(Pseudo-) Time-Marching Approach
The coupled flow solver solves the system of conservation equations using a pseudo-time-marching approach.
For steady simulations, the coupled solver employs a time marching scheme to drive the unsteady form of the governing equations to a steady state. In this case, a pseudo-transient term replaces the physical time-derivative. The solution advances in pseudo-time to drive this term to zero. The solution in each cell is advanced independently with an optimal pseudo-time step computed locally according to stability constraints. In this way, convergence to steady state is achieved in the most efficient manner.

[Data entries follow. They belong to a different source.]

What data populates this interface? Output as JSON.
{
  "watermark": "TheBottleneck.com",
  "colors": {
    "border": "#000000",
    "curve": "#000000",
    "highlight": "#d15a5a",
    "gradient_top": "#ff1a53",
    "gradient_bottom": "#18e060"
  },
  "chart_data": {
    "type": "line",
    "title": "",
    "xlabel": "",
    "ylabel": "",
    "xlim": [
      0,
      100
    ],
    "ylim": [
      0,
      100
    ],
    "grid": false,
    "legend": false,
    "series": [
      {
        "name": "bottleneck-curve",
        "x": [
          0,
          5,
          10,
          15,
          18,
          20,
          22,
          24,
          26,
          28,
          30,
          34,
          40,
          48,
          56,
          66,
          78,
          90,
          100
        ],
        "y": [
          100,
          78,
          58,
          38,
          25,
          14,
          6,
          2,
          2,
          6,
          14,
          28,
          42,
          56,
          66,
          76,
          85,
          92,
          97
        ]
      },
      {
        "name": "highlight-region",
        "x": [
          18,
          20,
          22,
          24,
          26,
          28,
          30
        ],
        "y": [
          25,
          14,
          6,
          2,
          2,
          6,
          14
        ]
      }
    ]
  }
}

For transient simulations, two different time integration schemes are available:
You choose between these two by activating either the Implicit Unsteady Model or the Explicit Unsteady Model, while also selecting the Coupled Flow model.
Implicit Unsteady
The Implicit Unsteady approach is appropriate if the time scales of the phenomena of interest are either of the following:
- The same order as the convection and/or diffusion processes (for example, vortex shedding).
- Related to some relatively low frequency external excitation (for example, time-varying boundary conditions or boundary motion).
In the Implicit Unsteady approach, each physical time-step involves some number of inner iterations to converge the solution for that given instant of time. These inner iterations can be accomplished using implicit spatial integration or explicit spatial integration schemes. You specify the physical time-step size that is used in the outer loop. The integration scheme marches inner iterations using optimal pseudo-time steps that are determined from the Courant number.
With the Implicit Unsteady approach, you are required to set the physical time-step size, the Courant number, and the number of inner iterations at each physical time-step.
The transient phenomena being modeled generally governs the physical time-step size. The time step must at least satisfy the Nyquist sampling criterion: more than two time-steps per period are required.
In general, the guidelines for setting the Courant number in steady-state integration schemes also apply to the transient integration schemes.
The number of inner iterations per physical time-step is harder to quantify. Generally, you determine this number by observing the effect that it has on results. Select a number of inner iterations, plot a monitor for one or more specific quantities against iteration, and see whether these monitors are converging within each time-step.
Smaller physical time-steps generally mean that the solution is changing less from one time step to the next; fewer inner iterations are then required. There is an optimal balance of time-step size and number of inner iterations for a given problem and desired transient accuracy.
Explicit Unsteady
If the unsteady time scales are of the order of the acoustic processes (for example, shock front tracking), the Explicit Unsteady approach is the proper choice.
The Explicit Unsteady approach is effectively the same as the explicit spatial integration scheme, but using the same physical time step for all cells in the domain (rather than local time-stepping). In this case, the solver automatically determines the size of the time-step as Eqn. (968) such that one value satisfies the Courant condition at all points; the minimum allowable time-step is used everywhere. Thus, each iteration becomes a time-accurate advancement of the solution. In this case, the Courant number must be 1 or less, resulting in a physical time-step that varies from one iteration to the next as the flow field changes. Furthermore, preconditioning of the governing equations is omitted; the Explicit Unsteady approach is therefore unsuited for incompressible flow simulations.